Mit Bescheid vom 23. Juni 1988 stellte die Bundespolizeidirektion Wien, Verkehrsamt, fest, daß ein Recht des Beschwerdeführers, von dem oben genannten Führerschein auf dem Gebiet der Republik Österreich Gebrauch zu machen, nicht besteht. Dieser Bescheid wurde nach erfolglosen Zustellversuchen an der oben angegebenen Adresse am 28. und 29. Juni 1988 an dem zuletzt genannten Tag beim

Postamt 1030 Wien hinterlegt. An diesem Tag begann die Abholfrist, nach deren erfolglosem Verstreichen die Sendung an die erstinstanzliche Behörde zurückgesandt wurde.

Mit einer (in Strafhaft verfaßten) Eingabe vom 30. Juni 1989 wandte sich der Beschwerdeführer an die erstinstanzliche Behörde mit dem Ersuchen, ihm seinen "ausländischen Führerschein" zuzusenden.

Mit Schreiben vom 12. Juli 1989 übersandte die erstinstanzliche Behörde dem Beschwerdeführer den "rechtskräftigen Bescheid" vom 23. Juni 1988 sowie den Führerschein mit dem Vermerk "Dieser Führerschein berechtigt nicht zur Lenkung von Kraftfahrzeugen auf dem Gebiet der Republik Österreich". Dieses Schreiben wurde dem Beschwerdeführer am 20. Juli 1989 zugestellt.

Mit Schreiben vom 21. Juli 1989 erhob der Beschwerdeführer gegen den Bescheid vom 23. Juni 1989 (richtig 1988) die als "Beschwerde" bezeichnete Berufung, in der er ausführte, warum der bekämpfte Bescheid seiner Auffassung nach rechtswidrig sei.
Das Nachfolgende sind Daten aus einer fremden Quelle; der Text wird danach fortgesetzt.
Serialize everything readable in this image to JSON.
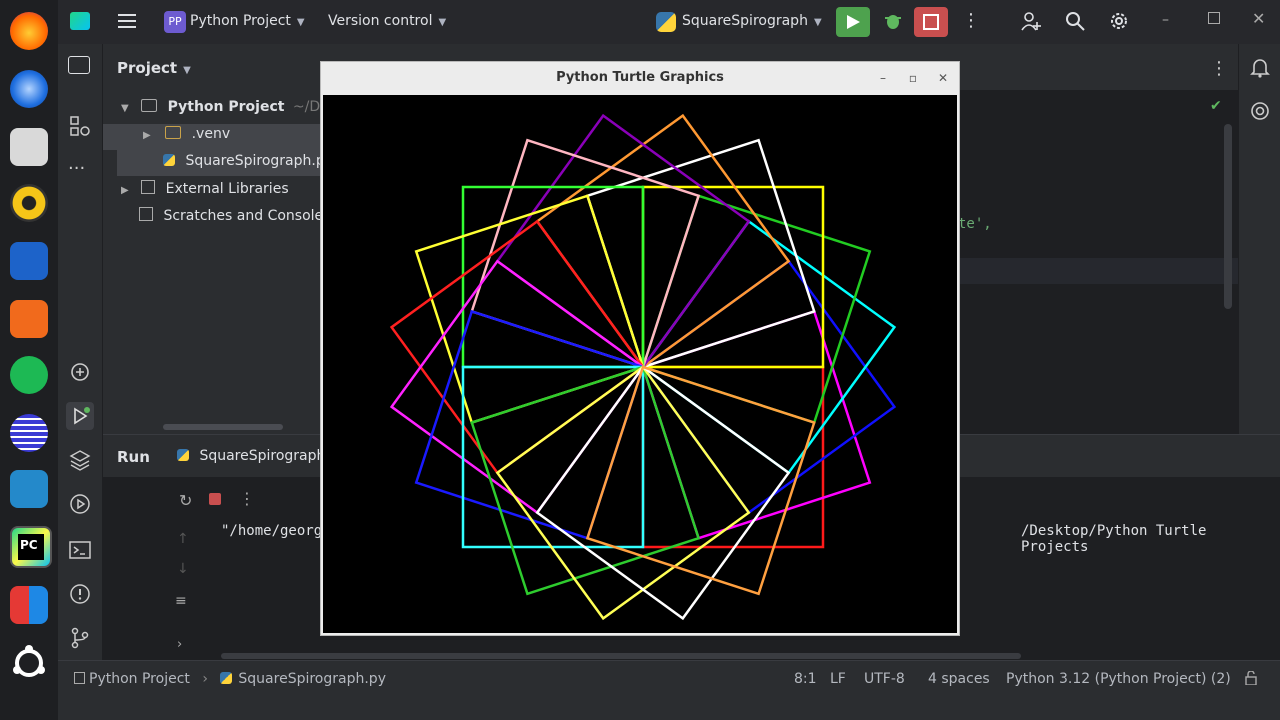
{
  "ide": {
    "topbar": {
      "project_badge": "PP",
      "project_name": "Python Project",
      "vcs": "Version control",
      "run_config": "SquareSpirograph"
    },
    "project_panel": {
      "title": "Project",
      "root": "Python Project",
      "root_path": "~/Des",
      "venv": ".venv",
      "file": "SquareSpirograph.py",
      "external": "External Libraries",
      "scratches": "Scratches and Consoles"
    },
    "editor": {
      "code_fragment": "te',"
    },
    "run_panel": {
      "tab_run": "Run",
      "tab_config": "SquareSpirograph",
      "cmd_start": "\"/home/george/Desk",
      "cmd_end": "/Desktop/Python Turtle Projects"
    },
    "status": {
      "crumb_project": "Python Project",
      "crumb_file": "SquareSpirograph.py",
      "position": "8:1",
      "line_sep": "LF",
      "encoding": "UTF-8",
      "indent": "4 spaces",
      "interpreter": "Python 3.12 (Python Project) (2)"
    }
  },
  "turtle_window": {
    "title": "Python Turtle Graphics",
    "spiro_colors": [
      "#ff1a1a",
      "#ff00ff",
      "#1010ff",
      "#00ffff",
      "#22cc22",
      "#ffff00",
      "#ffffff",
      "#ff9933",
      "#8a00b8",
      "#ffb6c1",
      "#33ff33",
      "#ffff33",
      "#ff2020",
      "#ff22ff",
      "#1a1aff",
      "#33ffff",
      "#2ecc2e",
      "#ffff55",
      "#ffffff",
      "#ffa040"
    ],
    "background": "#000000"
  }
}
Mit Schreiben vom 16. August 1989 teilte die belangte Behörde dem Beschwerdeführer mit, daß auf Grund der am 29. Juni 1988 erfolgten postamtlichen Hinterlegung die Berufungsfrist am 13. Juli 1988 abgelaufen sei. Der Beschwerdeführer wurde aufgefordert bekanntzugeben, ob er zur Zeit des ersten Zustellversuches am 28. Juni 1988 an der Abgabestelle in Wien, R-Gasse, anwesend gewesen sei. Für den Fall, daß die Abwesenheit behauptet werde, sei diese durch präzise Angaben über den Aufenthaltsort und den Zeitpunkt der Rückkehr an die Abgabestelle glaubhaft zu machen.
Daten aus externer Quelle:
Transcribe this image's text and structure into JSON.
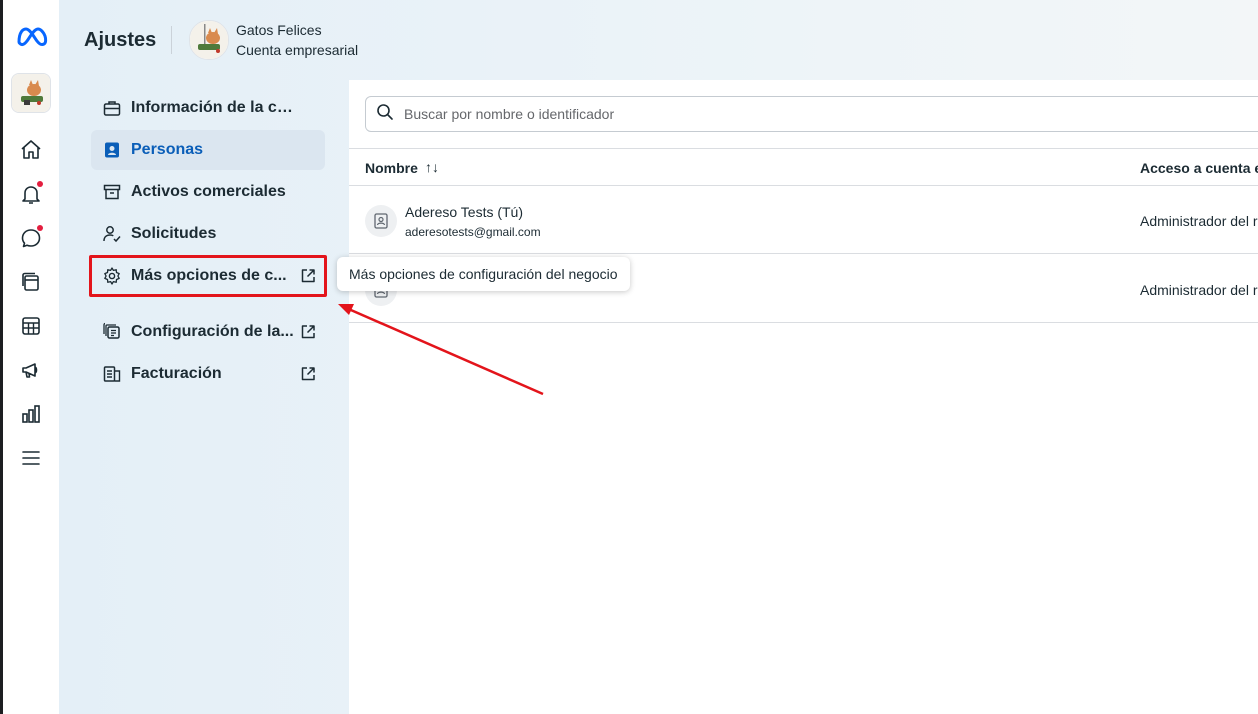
{
  "header": {
    "title": "Ajustes",
    "business_name": "Gatos Felices",
    "business_subtitle": "Cuenta empresarial"
  },
  "rail": {
    "logo": "meta-logo",
    "icons": [
      "home-icon",
      "bell-icon",
      "chat-icon",
      "pages-icon",
      "table-icon",
      "megaphone-icon",
      "chart-icon",
      "menu-icon"
    ]
  },
  "sidebar": {
    "items": [
      {
        "label": "Información de la cue...",
        "icon": "briefcase-icon",
        "active": false,
        "external": false
      },
      {
        "label": "Personas",
        "icon": "person-badge-icon",
        "active": true,
        "external": false
      },
      {
        "label": "Activos comerciales",
        "icon": "archive-box-icon",
        "active": false,
        "external": false
      },
      {
        "label": "Solicitudes",
        "icon": "person-check-icon",
        "active": false,
        "external": false
      },
      {
        "label": "Más opciones de c...",
        "icon": "gear-icon",
        "active": false,
        "external": true
      },
      {
        "label": "Configuración de la...",
        "icon": "layers-icon",
        "active": false,
        "external": true
      },
      {
        "label": "Facturación",
        "icon": "billing-icon",
        "active": false,
        "external": true
      }
    ]
  },
  "tooltip": {
    "text": "Más opciones de configuración del negocio"
  },
  "main": {
    "search_placeholder": "Buscar por nombre o identificador",
    "columns": {
      "name": "Nombre",
      "sort_glyph": "↑↓",
      "access": "Acceso a cuenta e"
    },
    "rows": [
      {
        "name": "Adereso Tests (Tú)",
        "email": "aderesotests@gmail.com",
        "access": "Administrador del r"
      },
      {
        "name": "",
        "email": "",
        "access": "Administrador del r"
      }
    ]
  },
  "colors": {
    "accent": "#0a5eb8",
    "highlight_box": "#e3141b",
    "notification_dot": "#e41e3f"
  }
}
Der Beschwerdeführer antwortete mit Schreiben vom 23. August 1989 und führte darin aus, er habe bereits seinerzeit anläßlich seiner Vernehmung am Gendarmerieposten angegeben, daß er in Wien, V-Gasse, einen Zweitwohnsitz habe, an dem er gemeldet sei. Er sei am 14. Mai 1988 an diese Adresse zu B gezogen und habe sich dort auch polizeilich angemeldet. An der Adresse R-Gasse habe er nur ein paar Tage gewohnt und sei an diese Abgabestelle nicht zurückgekehrt.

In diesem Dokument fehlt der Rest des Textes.